Friday, September 30, 2005

The Winds Of Autumn

It’s always a bad sign when you wake up and your bedroom smells like the inside of a fireplace. Not an ashtray, mind you. A fireplace.

I switch on the TV and the first thing I hear is that the neighborhood next to mine is being evacuated. Hm. Not good.

For some reason, I don’t rush to get dressed. My only explanation for this is that I’m a native Californian. Wildfires happen more often than rainstorms. Or maybe I just don’t trust the media anymore.

Anyway, I decide to do a little reconnaissance mission of my own. As the garage door rolls up, I see the odd glow in the morning sky and the grey snowflakes fluttering to the ground. (Note to self: another reason not to wear white after Labor Day.)

By the time I get a half-mile from my house, a panorama of clouds and smoke obscure the rocky peaks I should be able to see. Still, like I say, I’m a veteran so I know fires are deceptive. What looks like it’s about to burn your house down can be miles and miles away.

When I get to my local grocery store, I pull into the parking lot. It’s then I notice flames on the hillside across the intersection. Now see, I interpret flames as indisputable proof the fire is close. Satisfied, I return to my house.

My next-door-neighbor is standing at the end of our cul-de-sac and I inform her you can see flames from Lindero and Kanan. She tells me she can see flames from where she’s standing. I suffer a moment of quiet embarrassment, as though I’ve let down native Californians everywhere for misjudging the distance.

While I video the fire, she disappears to pack up and another neighbor takes her place. Then a third woman emerges. This poor lady is totally freaking. Turns out, she’s been at UCLA Med Center all night where her husband is waiting for a friggin’ LUNG TRANSPLANT, so she hasn’t had time to pay attention to the fire. He’s scheduled to begin surgery in two hours and she doesn’t know if she should evacuate or get back to the hospital. We calm her down, help her to think rationally, and offer assistance. Oddly, the three of us agree we don’t care about the one thing people always take: namely, pictures. I venture the opinion it’s because we’re vain—we don’t want remembrances of when we were young and pretty. We laugh.

I go back inside, trying to decide whether to go to work or wait to be evacuated.

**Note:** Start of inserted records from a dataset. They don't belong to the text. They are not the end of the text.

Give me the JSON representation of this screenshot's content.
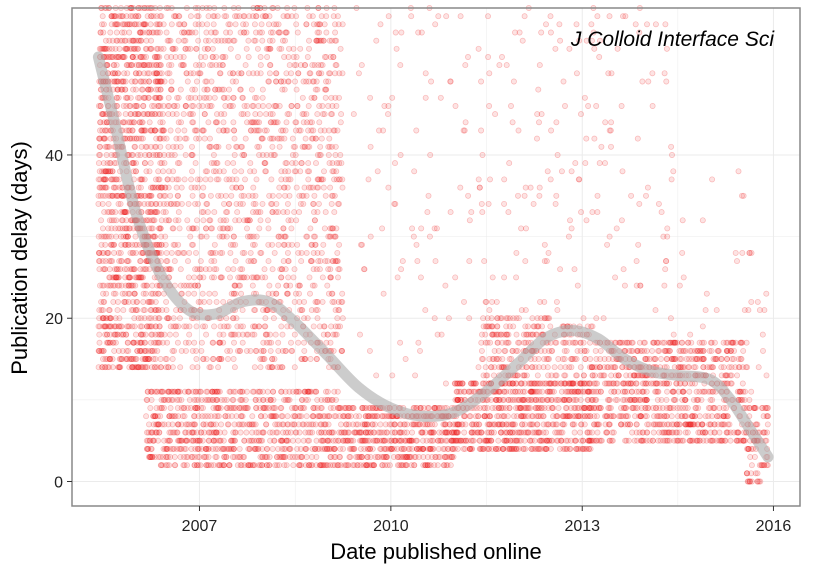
{
  "chart_data": {
    "type": "scatter",
    "title": "J Colloid Interface Sci",
    "xlabel": "Date published online",
    "ylabel": "Publication delay (days)",
    "xlim": [
      "2005-01-01",
      "2016-06-01"
    ],
    "ylim": [
      -3,
      58
    ],
    "x_ticks": [
      {
        "value": "2007-01-01",
        "label": "2007"
      },
      {
        "value": "2010-01-01",
        "label": "2010"
      },
      {
        "value": "2013-01-01",
        "label": "2013"
      },
      {
        "value": "2016-01-01",
        "label": "2016"
      }
    ],
    "y_ticks": [
      0,
      20,
      40
    ],
    "grid": true,
    "colors": {
      "points": "#ee1c1c",
      "smooth": "#aaaaaa",
      "panel_border": "#888888",
      "grid": "#ebebeb"
    },
    "point_clusters": [
      {
        "x_start": "2005-06-01",
        "x_end": "2006-06-01",
        "y_min": 14,
        "y_max": 58,
        "density": 3.2
      },
      {
        "x_start": "2006-06-01",
        "x_end": "2009-04-01",
        "y_min": 14,
        "y_max": 58,
        "density": 1.3
      },
      {
        "x_start": "2006-03-01",
        "x_end": "2009-04-01",
        "y_min": 2,
        "y_max": 11,
        "density": 3.0
      },
      {
        "x_start": "2009-04-01",
        "x_end": "2011-01-01",
        "y_min": 2,
        "y_max": 9,
        "density": 4.0
      },
      {
        "x_start": "2009-06-01",
        "x_end": "2011-06-01",
        "y_min": 9,
        "y_max": 58,
        "density": 0.12
      },
      {
        "x_start": "2011-01-01",
        "x_end": "2013-03-01",
        "y_min": 4,
        "y_max": 12,
        "density": 4.0
      },
      {
        "x_start": "2011-06-01",
        "x_end": "2013-03-01",
        "y_min": 12,
        "y_max": 20,
        "density": 2.0
      },
      {
        "x_start": "2011-06-01",
        "x_end": "2014-06-01",
        "y_min": 20,
        "y_max": 58,
        "density": 0.18
      },
      {
        "x_start": "2013-03-01",
        "x_end": "2015-08-01",
        "y_min": 5,
        "y_max": 17,
        "density": 3.0
      },
      {
        "x_start": "2014-06-01",
        "x_end": "2015-09-01",
        "y_min": 17,
        "y_max": 38,
        "density": 0.1
      },
      {
        "x_start": "2015-08-01",
        "x_end": "2015-12-01",
        "y_min": 0,
        "y_max": 9,
        "density": 3.0
      },
      {
        "x_start": "2015-08-01",
        "x_end": "2015-12-01",
        "y_min": 9,
        "y_max": 28,
        "density": 0.25
      }
    ],
    "smooth_line": [
      {
        "x": "2005-06-01",
        "y": 52
      },
      {
        "x": "2005-09-01",
        "y": 44
      },
      {
        "x": "2006-01-01",
        "y": 33
      },
      {
        "x": "2006-06-01",
        "y": 25
      },
      {
        "x": "2006-11-01",
        "y": 21
      },
      {
        "x": "2007-04-01",
        "y": 20.5
      },
      {
        "x": "2007-09-01",
        "y": 22
      },
      {
        "x": "2008-02-01",
        "y": 22
      },
      {
        "x": "2008-07-01",
        "y": 19.5
      },
      {
        "x": "2009-01-01",
        "y": 15.5
      },
      {
        "x": "2009-07-01",
        "y": 11.5
      },
      {
        "x": "2010-01-01",
        "y": 9
      },
      {
        "x": "2010-07-01",
        "y": 8
      },
      {
        "x": "2011-01-01",
        "y": 8.5
      },
      {
        "x": "2011-07-01",
        "y": 11
      },
      {
        "x": "2012-01-01",
        "y": 14.5
      },
      {
        "x": "2012-06-01",
        "y": 17.5
      },
      {
        "x": "2012-11-01",
        "y": 18.5
      },
      {
        "x": "2013-04-01",
        "y": 17.5
      },
      {
        "x": "2013-09-01",
        "y": 15
      },
      {
        "x": "2014-02-01",
        "y": 13.5
      },
      {
        "x": "2014-07-01",
        "y": 13
      },
      {
        "x": "2015-01-01",
        "y": 12.5
      },
      {
        "x": "2015-05-01",
        "y": 10
      },
      {
        "x": "2015-09-01",
        "y": 6
      },
      {
        "x": "2015-12-01",
        "y": 3
      }
    ]
  }
}
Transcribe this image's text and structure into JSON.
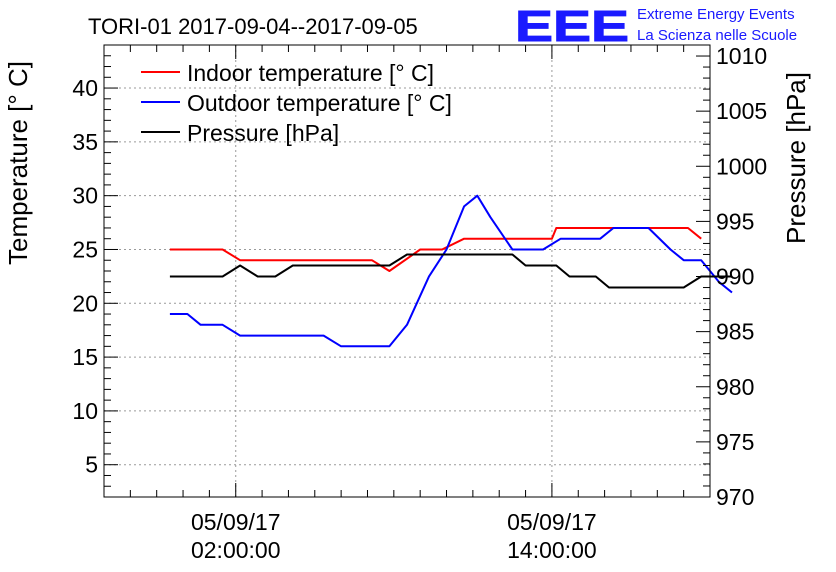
{
  "chart_data": {
    "type": "line",
    "title": "TORI-01 2017-09-04--2017-09-05",
    "ylabel_left": "Temperature [° C]",
    "ylabel_right": "Pressure [hPa]",
    "xlabel": "",
    "grid": true,
    "legend_position": "top-left",
    "x_range": [
      "2017-09-04 21:00",
      "2017-09-05 20:00"
    ],
    "ylim_left": [
      2,
      44
    ],
    "ylim_right": [
      970,
      1011
    ],
    "x_ticks": [
      {
        "x": "2017-09-05 02:00",
        "date": "05/09/17",
        "time": "02:00:00"
      },
      {
        "x": "2017-09-05 14:00",
        "date": "05/09/17",
        "time": "14:00:00"
      }
    ],
    "y_ticks_left": [
      "5",
      "10",
      "15",
      "20",
      "25",
      "30",
      "35",
      "40"
    ],
    "y_ticks_right": [
      "970",
      "975",
      "980",
      "985",
      "990",
      "995",
      "1000",
      "1005",
      "1010"
    ],
    "series": [
      {
        "name": "Indoor temperature [° C]",
        "axis": "left",
        "color": "#ff0000",
        "points": [
          [
            "2017-09-04 23:30",
            25
          ],
          [
            "2017-09-05 01:30",
            25
          ],
          [
            "2017-09-05 02:10",
            24
          ],
          [
            "2017-09-05 03:00",
            24
          ],
          [
            "2017-09-05 06:00",
            24
          ],
          [
            "2017-09-05 07:10",
            24
          ],
          [
            "2017-09-05 07:50",
            23
          ],
          [
            "2017-09-05 09:00",
            25
          ],
          [
            "2017-09-05 09:50",
            25
          ],
          [
            "2017-09-05 10:40",
            26
          ],
          [
            "2017-09-05 14:00",
            26
          ],
          [
            "2017-09-05 14:10",
            27
          ],
          [
            "2017-09-05 18:00",
            27
          ],
          [
            "2017-09-05 19:10",
            27
          ],
          [
            "2017-09-05 19:40",
            26
          ]
        ]
      },
      {
        "name": "Outdoor temperature [° C]",
        "axis": "left",
        "color": "#0000ff",
        "points": [
          [
            "2017-09-04 23:30",
            19
          ],
          [
            "2017-09-05 00:10",
            19
          ],
          [
            "2017-09-05 00:40",
            18
          ],
          [
            "2017-09-05 01:30",
            18
          ],
          [
            "2017-09-05 02:10",
            17
          ],
          [
            "2017-09-05 03:30",
            17
          ],
          [
            "2017-09-05 05:20",
            17
          ],
          [
            "2017-09-05 06:00",
            16
          ],
          [
            "2017-09-05 07:50",
            16
          ],
          [
            "2017-09-05 08:30",
            18
          ],
          [
            "2017-09-05 09:20",
            22.5
          ],
          [
            "2017-09-05 10:00",
            25
          ],
          [
            "2017-09-05 10:40",
            29
          ],
          [
            "2017-09-05 11:10",
            30
          ],
          [
            "2017-09-05 11:40",
            28
          ],
          [
            "2017-09-05 12:30",
            25
          ],
          [
            "2017-09-05 13:00",
            25
          ],
          [
            "2017-09-05 13:40",
            25
          ],
          [
            "2017-09-05 14:20",
            26
          ],
          [
            "2017-09-05 15:10",
            26
          ],
          [
            "2017-09-05 15:50",
            26
          ],
          [
            "2017-09-05 16:20",
            27
          ],
          [
            "2017-09-05 17:40",
            27
          ],
          [
            "2017-09-05 18:30",
            25
          ],
          [
            "2017-09-05 19:00",
            24
          ],
          [
            "2017-09-05 19:40",
            24
          ],
          [
            "2017-09-05 20:20",
            22
          ],
          [
            "2017-09-05 20:50",
            21
          ]
        ]
      },
      {
        "name": "Pressure [hPa]",
        "axis": "right",
        "color": "#000000",
        "points": [
          [
            "2017-09-04 23:30",
            990
          ],
          [
            "2017-09-05 01:30",
            990
          ],
          [
            "2017-09-05 02:10",
            991
          ],
          [
            "2017-09-05 02:50",
            990
          ],
          [
            "2017-09-05 03:30",
            990
          ],
          [
            "2017-09-05 04:10",
            991
          ],
          [
            "2017-09-05 07:50",
            991
          ],
          [
            "2017-09-05 08:30",
            992
          ],
          [
            "2017-09-05 12:30",
            992
          ],
          [
            "2017-09-05 13:00",
            991
          ],
          [
            "2017-09-05 14:10",
            991
          ],
          [
            "2017-09-05 14:40",
            990
          ],
          [
            "2017-09-05 15:40",
            990
          ],
          [
            "2017-09-05 16:10",
            989
          ],
          [
            "2017-09-05 18:30",
            989
          ],
          [
            "2017-09-05 19:00",
            989
          ],
          [
            "2017-09-05 19:40",
            990
          ],
          [
            "2017-09-05 20:50",
            990
          ]
        ]
      }
    ]
  },
  "branding": {
    "logo_text": "EEE",
    "line1": "Extreme Energy Events",
    "line2": "La Scienza nelle Scuole",
    "color": "#1a1aff"
  }
}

In the process, I mull over what to take. My computer had crashed the night before so it’s already in the car anyway. I don’t have children so there are no precious photos that only I would have. Packing jewelry seems too materialistic. I settle for tossing a change of clothes in the car. In the event I can’t get home later, I don’t wanna have to shop in a dress and heels.

So, I take off for work, and I pass about ten giant bulldozers being ferried into my neighborhood from the opposite direction. Fire trucks stalk the cul-de-sacs nearest the hillside, taking up defensive positions. Low-flying helicopters plot, plan, and map ahead of the advancing flames.

Some might find these sights alarming—but remember, I’m no rookie. If you wanna see bureaucracy work for a change, check out the way a California wildfire is fought.

At the office, I keep an eye on the constant coverage being provided by local TV news. Once in a while, based on their reports, I almost jump in my car to go home, but then I call my friend Shari who lives closer to the fire than I do, and she assures me she hasn’t been evacuated.

I talk with my parents who live fifteen miles from me on the east flank of the fire. They’ve been on voluntary evacuation alert since having received an recorded phone call at two in the morning. (How cool is that?)

At the end of the day, I trot on home and find things have quieted down in my neck of the woods. No more flames. Fewer fire trucks. A lot less smoke. Turns out the onshore winds have kicked up, sending the fire back against itself which is lucky for me, unlucky for the eastern flank. At six-thirty, I hear on the news that residents in the western half of my parents’ neighborhood have been told to GET OUT NOW. But an hour later, the order is rescinded.

The only thing predictable about wild fires is their unpredictability.

P.S. Cool picture, huh? Snapped it on the way to work.

3 comments:

John said...

If we had a fire like that in Western Washington, we would evacuate the whole side of the state and watch it from Oregon. However, the fire season is over here as it has rained for four straight days and promises to for the next ten.

Carol Burnside aka Annie Rayburn said...

Sounds like an emotional teeter-totter, the waiting and watching, that is.

Great pic.

Anonymous said...

Randy, when we were building our first home in El Cajon outside of S.D., we had a terrible firestorm started below the border and ripped across the hills behind our yet-to-be completed house. About midnight neighbors called us at our apartment to tell us the fire was coming down to our property. Wiring in, no roof on yet. We rushed over and fortunately, because our horses had pretty well cleaned up the fuel, the fire just edged around our place. But it was hair-raising for awhile.